C’est déjà le cas pour Jean Launière. En 2005, Construction Péribonka a été retenue pour effectuer des travaux aux centrales Rapides-des-Cœurs et Chute-Allard, en Mauricie, où elle a aménagé une partie importante du campement ainsi qu’une route d’accès. L’entreprise compte ensuite «exporter» son savoir-faire ailleurs, par exemple à la Baie-James, pour la deuxième phase du chantier hydroélectrique de l’Eastmain.

L’«après-Péribonka-4» est une priorité pour la SDEI. De grandes initiatives de développement sont sur la table — ou déjà amorcées — dans différents créneaux, comme le tourisme, la foresterie et l’industrie. Quant au Conseil des Montagnais, il compte signer des ententes de partenariats public-privé avec des multinationales.

«Nous avons accès aux ressources naturelles, notamment en forêt, avec des droits de coupe de 250 000 m3 de bois, dit le chef Gilbert Dominique. Ça intéresse beaucoup de monde!» Entre autres, d’importantes sociétés forestières. «Trop longtemps, les grandes entreprises et certains gouvernements nous ont vus comme des opposants au développement. Au contraire, nous sommes pour — mais à condition que celui-ci soit ancré dans nos valeurs. Et donc durable.»
Le développement durable, c’est ce que pratique l’entrepreneur forestier et trappeur Gordon Moar. Sa société, Foresterie Ilnu, où il travaille avec deux de ses fils, a obtenu d’Abitibi Consolidated un contrat lui permettant d’aménager une partie du territoire à sa façon. «Pour ne pas nuire à l’écosystème, la coupe s’étalera sur 15 à 25 ans au lieu d’un an», explique l’homme de 68 ans, œil d’aigle et doigts noueux comme le bois. «Cela me permet de poursuivre mes activités traditionnelles et d’accueillir des visiteurs pour leur transmettre notre culture.»
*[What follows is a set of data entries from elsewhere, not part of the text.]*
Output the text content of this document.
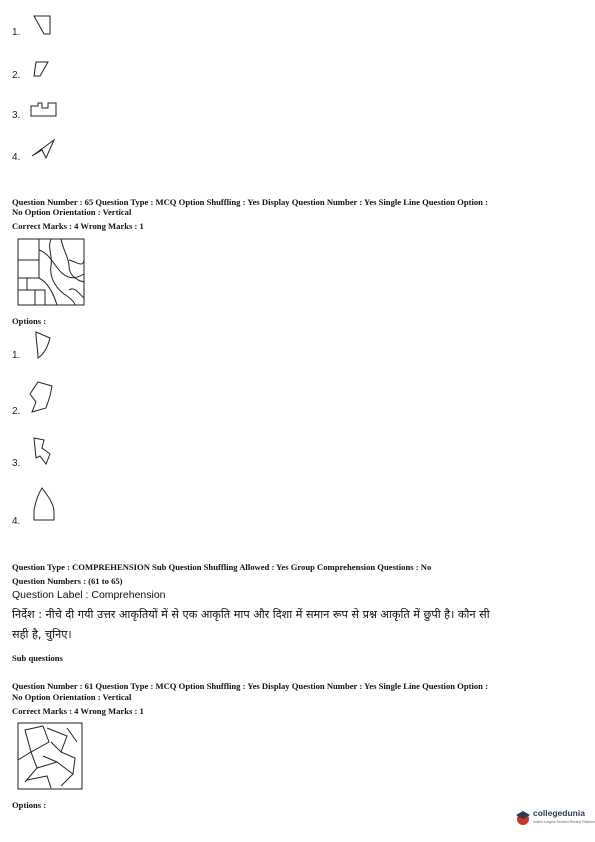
1.
2.
3.
4.
Question Number : 65 Question Type : MCQ Option Shuffling : Yes Display Question Number : Yes Single Line Question Option :
No Option Orientation : Vertical
Correct Marks : 4 Wrong Marks : 1
Options :
1.
2.
3.
4.
Question Type : COMPREHENSION Sub Question Shuffling Allowed : Yes Group Comprehension Questions : No
Question Numbers : (61 to 65)
Question Label : Comprehension
निर्देश : नीचे दी गयी उत्तर आकृतियों में से एक आकृति माप और दिशा में समान रूप से प्रश्न आकृति में छुपी है। कौन सी
सही है, चुनिए।
Sub questions
Question Number : 61 Question Type : MCQ Option Shuffling : Yes Display Question Number : Yes Single Line Question Option :
No Option Orientation : Vertical
Correct Marks : 4 Wrong Marks : 1
Options :
collegedunia
India's Largest Student Review Platform
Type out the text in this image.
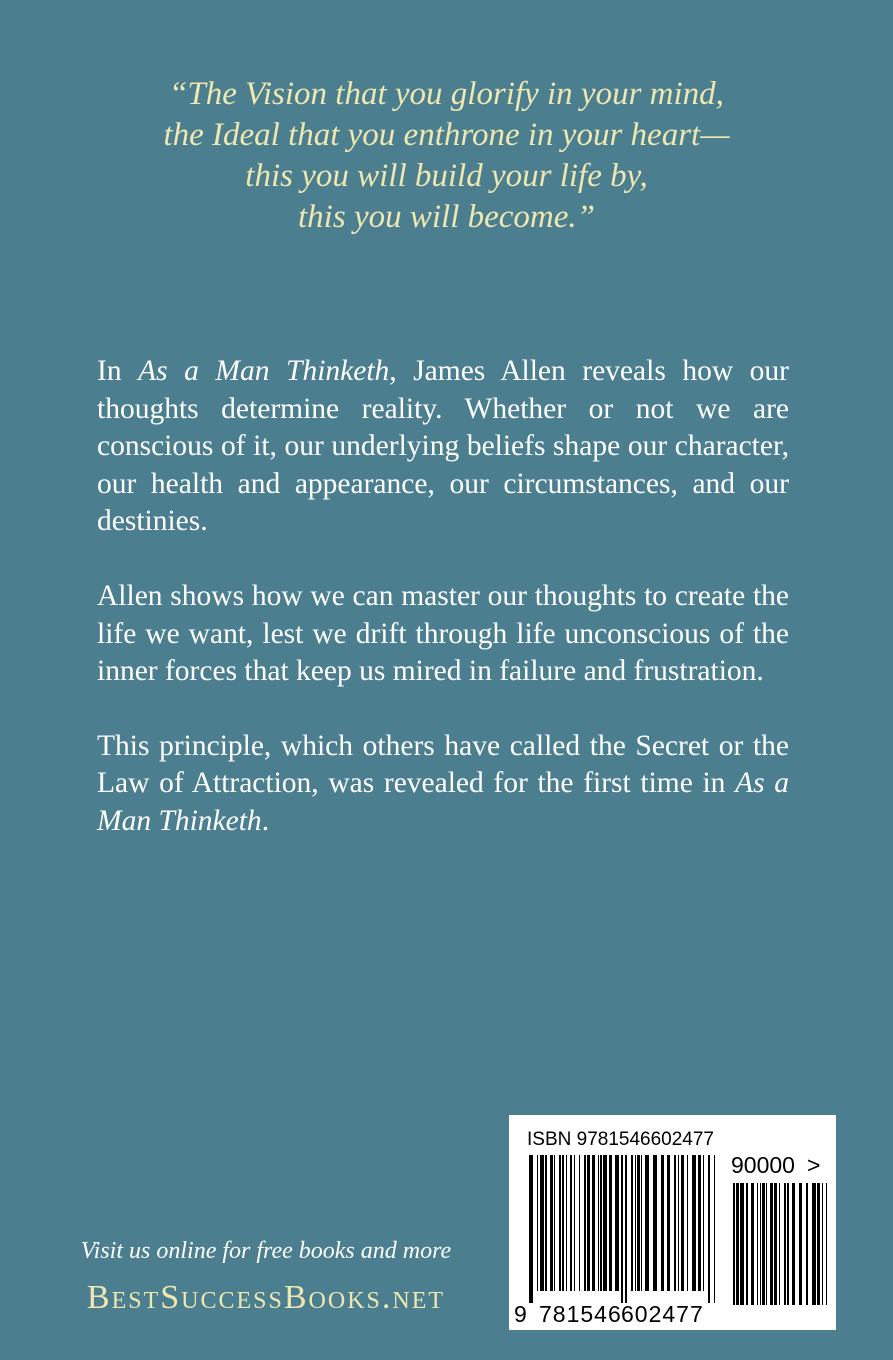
“The Vision that you glorify in your mind,
the Ideal that you enthrone in your heart—
this you will build your life by,
this you will become.”

In As a Man Thinketh, James Allen reveals how our thoughts determine reality. Whether or not we are conscious of it, our underlying beliefs shape our character, our health and appearance, our circumstances, and our destinies.

Allen shows how we can master our thoughts to create the life we want, lest we drift through life unconscious of the inner forces that keep us mired in failure and frustration.

This principle, which others have called the Secret or the Law of Attraction, was revealed for the first time in As a Man Thinketh.

Visit us online for free books and more

BestSuccessBooks.net

ISBN 9781546602477
90000 >
9 781546 602477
À la tête de l’entreprise de tourisme «ethnoculturel» Aventure Mikuan II, Gordon Moar accueille des touristes, français surtout, dans son campement forestier situé dans la réserve faunique Ashuapmushuan, à une heure de Mashteuiatsh. Ils dorment sous la tente, font du canoë, dégustent des mets traditionnels et découvrent les secrets de l’«arbre aux ossements», que les autochtones ornent d’un chapelet de crânes d’ours blanchis en signe de respect envers les animaux attrapés et consommés, explique Gordon Moar. «Une façon de les remercier et de nous assurer l’abondance dans l’avenir.»

L’abondance n’est cependant pas au rendez-vous pour tout le monde. Malgré son essor fulgurant, Mashteuiatsh est touchée par les mêmes problèmes qui frappent tous les groupes autochtones du pays: suicide, alcoolisme, chômage, drogue, violence, obésité, diabète, tabagisme… Le niveau et les conditions de vie y sont nettement inférieurs à ceux du reste de la région. Un autre sujet qui sera abordé au Forum socioéconomique des Premières Nations.

Si de plus en plus de jeunes de Mashteuiatsh obtiennent leur diplôme d’études secondaires et poursuivent leurs études au cégep et à l’université, le décrochage est encore important. Résultat: en dépit des nombreuses possibilités d’emplois, tous n’ont pas encore la formation nécessaire pour en occuper un. Les entreprises de Mashteuiatsh embauchent donc souvent des non-autochtones des environs, qui assument environ 30% des emplois offerts.

«En dépit de la création d’emplois qui a résulté du chantier Péribonka-4, le nombre de prestataires de la sécurité du revenu n’a quasiment pas diminué, dit le chef Gilbert Dominique. Parce que chaque année, on compte beaucoup de nouveaux inscrits, qui viennent d’avoir 18 ans.» En effet, à Mashteuiatsh, il n’est pas question de dénatalité: au rythme de trois ou quatre enfants par famille, l’endroit est plutôt en plein baby-boom et 30% de la population est âgée de 15 ans ou moins.

«C’est à la fois inquiétant et motivant, dit Gilbert Dominique. Chaque année, de très nombreux jeunes sont en âge d’accéder au marché du travail. Il faut les faire rêver et leur donner l’espoir d’avoir une place dans la société.»